The national milk organisation behind the powerful and famous milk mustache and Got Milk?? ad campaigns, has announced plans to literally wipe the milk mustache out of its chocolate milk ads and begin targeting the flavoured dairy product at what might appear to be a most unlikely audience: grown-up jocks.
The move comes at a time school districts across the US have eliminated chocolate milk from schools. As a result, consumption has dropped four of the past five years. Despite this, the $2.5 billion flavoured-milk category is the only milk sector showing growth.

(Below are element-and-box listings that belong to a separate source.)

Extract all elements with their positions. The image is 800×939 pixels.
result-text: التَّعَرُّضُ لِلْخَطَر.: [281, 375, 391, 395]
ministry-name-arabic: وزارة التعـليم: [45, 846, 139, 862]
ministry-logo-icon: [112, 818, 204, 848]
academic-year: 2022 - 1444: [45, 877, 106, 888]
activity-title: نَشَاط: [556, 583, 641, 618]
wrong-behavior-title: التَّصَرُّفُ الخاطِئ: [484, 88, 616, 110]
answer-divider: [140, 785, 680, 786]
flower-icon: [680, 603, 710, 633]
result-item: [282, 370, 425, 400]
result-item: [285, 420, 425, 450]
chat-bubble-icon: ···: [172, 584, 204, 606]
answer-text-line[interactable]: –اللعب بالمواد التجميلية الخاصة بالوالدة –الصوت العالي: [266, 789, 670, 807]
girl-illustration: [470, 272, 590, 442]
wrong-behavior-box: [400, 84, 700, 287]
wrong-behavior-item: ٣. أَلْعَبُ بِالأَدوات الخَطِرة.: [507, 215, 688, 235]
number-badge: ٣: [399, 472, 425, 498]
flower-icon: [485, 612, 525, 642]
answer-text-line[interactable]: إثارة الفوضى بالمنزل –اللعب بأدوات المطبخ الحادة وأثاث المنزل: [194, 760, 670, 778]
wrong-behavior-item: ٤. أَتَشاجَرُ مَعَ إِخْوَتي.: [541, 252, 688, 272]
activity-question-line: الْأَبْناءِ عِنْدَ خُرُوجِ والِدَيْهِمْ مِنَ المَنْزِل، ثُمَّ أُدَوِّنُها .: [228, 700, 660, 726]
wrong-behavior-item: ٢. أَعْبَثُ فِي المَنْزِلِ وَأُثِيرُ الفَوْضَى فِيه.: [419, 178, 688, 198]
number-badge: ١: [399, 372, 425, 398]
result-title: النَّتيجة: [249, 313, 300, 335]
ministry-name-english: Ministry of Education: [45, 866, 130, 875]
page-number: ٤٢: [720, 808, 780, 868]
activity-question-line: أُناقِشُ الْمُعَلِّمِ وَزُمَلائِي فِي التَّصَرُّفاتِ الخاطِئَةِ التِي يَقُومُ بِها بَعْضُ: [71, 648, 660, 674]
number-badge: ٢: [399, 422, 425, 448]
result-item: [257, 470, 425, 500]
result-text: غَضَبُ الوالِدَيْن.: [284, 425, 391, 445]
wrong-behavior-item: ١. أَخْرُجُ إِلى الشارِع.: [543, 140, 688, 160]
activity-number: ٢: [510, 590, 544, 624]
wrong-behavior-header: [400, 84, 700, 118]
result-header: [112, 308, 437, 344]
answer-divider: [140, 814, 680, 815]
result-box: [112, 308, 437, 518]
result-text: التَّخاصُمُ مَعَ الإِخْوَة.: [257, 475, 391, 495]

USAToday reports that this is the first time in 17 years that the Milk Processor Education Program hasn’t used its milk mustache image in an ad. The new tag line for chocolate milk: “My After”. Ads making their debut feature 2010 Ironman world champion, Mirinda Carfrae (above), basketball star, Carmelo Anthony, and Olympic swimmer, Dara Torres, singing the praises of chocolate milk.
“Chocolate milk has what athletes need to recover after a tough workout,” says Julia Kadison, VP of marketing at the dairy group. An industry-funded study from three universities published in the journal Medicine & Science in Sports & Exercise says that recreational runners who drank fat-free chocolate milk after a strenuous run ran 23% longer when exercising later versus those who drank carbohydrate-only sports drinks.
Not everyone is impressed, notably Marion Nestle, nutrition professor at New York University: “As the pressure on schools has grown to get chocolate milk out, they’re looking for any new marketing. I’d never recommend drinking a sweetened drink. People shouldn’t drink their calories.”
But Brian Zehetner, chief science officer for Anytime Fitness, a fitness franchise with no connections to the milk industry, says drinking chocolate milk to help the body recover after a strenuous workout “is actually a good idea. I recommend chocolate milk to athletes I work with.
But nutritionist Nestle suggests something else after a tough workout: “Eat a sandwich.”